Jurgen works for a large automaker. Those whom he shocked are probably also employed in the German corporate world. His message also helped me to see some other variations of ‘net’ that would have been working, in those special circumstances (but would certainly have equivalents today), with the result that ‘… - it was never realized at that point in time.’

Although the main topic addresses external ‘nets’ – in this case deployed by advertising agencies, on behalf of their clients to ‘phish’ for potential consumers – other, internal, ‘nets’ create ‘blind spots’ that help sustain the existence of unethical practices.

All advertising is, to varying degrees, a fiction of selective imagery. The reflective surface of the new automobile, in a TV commercial, ‘blinds’ us to the inevitable trauma of the first scratch. Smokers and alcoholics don’t see the marketing of products they know will be harmful to their health – and may well cause their early death – as ethically problematic. The addictive condition removes the capacity to make a rational choice around the substance of addiction.

The real surprise is that the non-addicted majority doesn’t demand sanctions on the promotion of the products that are killing their relatives or friends – especially when it is society, as a whole, that has to suffer the economic and traumatic consequences. Underlying the ‘predictive analytics’ of modern marketing is the principle that fear not only sells, it silences.

Hello Networkers

I am finally on the blog!
It has been great to follow the blog and to see all your inspiring and interesting readings/ideas/works. I have been researching and working on several ideas for Nets and shall post further information behind my ideas/concepts/materials soon. This image is a detail of 77 crocheted wire and thread boat/pod froms creating a net.

Cloth nets

After a lengthy conversation this afternoon with Karen and Angie about the importance of becoming an active participant in the development of  the Netwurks Network, I thought that it was about time I wrote my first post, so firstly  ’Hi’ to everyone involved in the Nets Project.

I am studying for an MA at the University of Cumbria and my MA work visually considers the way in which cloth is a container that traps evidence of the maker, user/wearer and carer (mender/launderer). My woven, printed and stitched pieces are like nets that make the invisible visible and allow the viewer to see the hidden traces, both forensic and anthropological, of human contact with the cloth. The work has developed as a response to a personal family collection of clothing and domestic textiles dating from approx 1820 to the present-day - items that carry the thread of human and craft DNA from my ancestors through to myself.

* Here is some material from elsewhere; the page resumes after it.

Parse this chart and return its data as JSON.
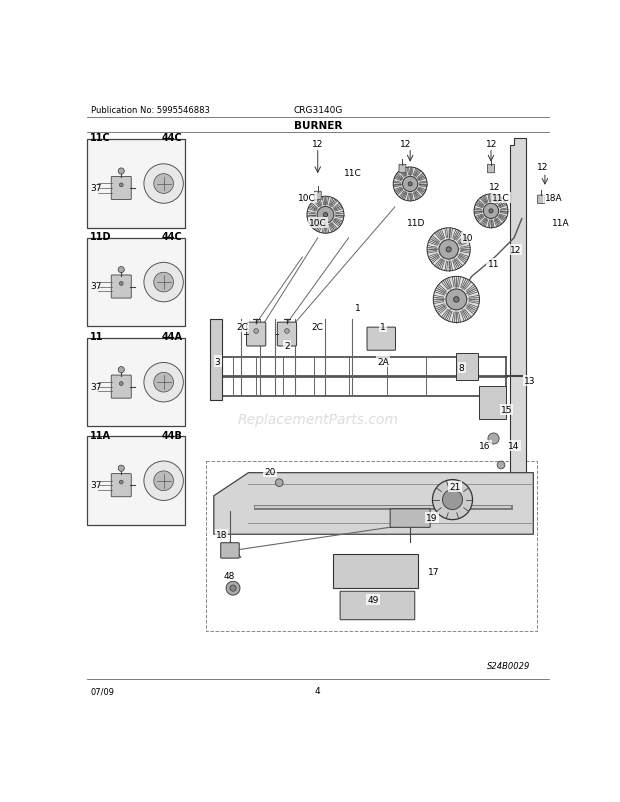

I am also using my family textile collection to develop work for both the International Lace Award and the Nets Project.  This work is focussed around the network of open and solid shapes found in lace.

The physical process of making is an important aspect of my practice and I am developing an image, video and animation element, to be projected onto my work, that will evidence some of the hidden elements involved in the making of my work.

I think that that’s enough about me for present but I am very much looking forward to becoming a more active participant in this blog in the future.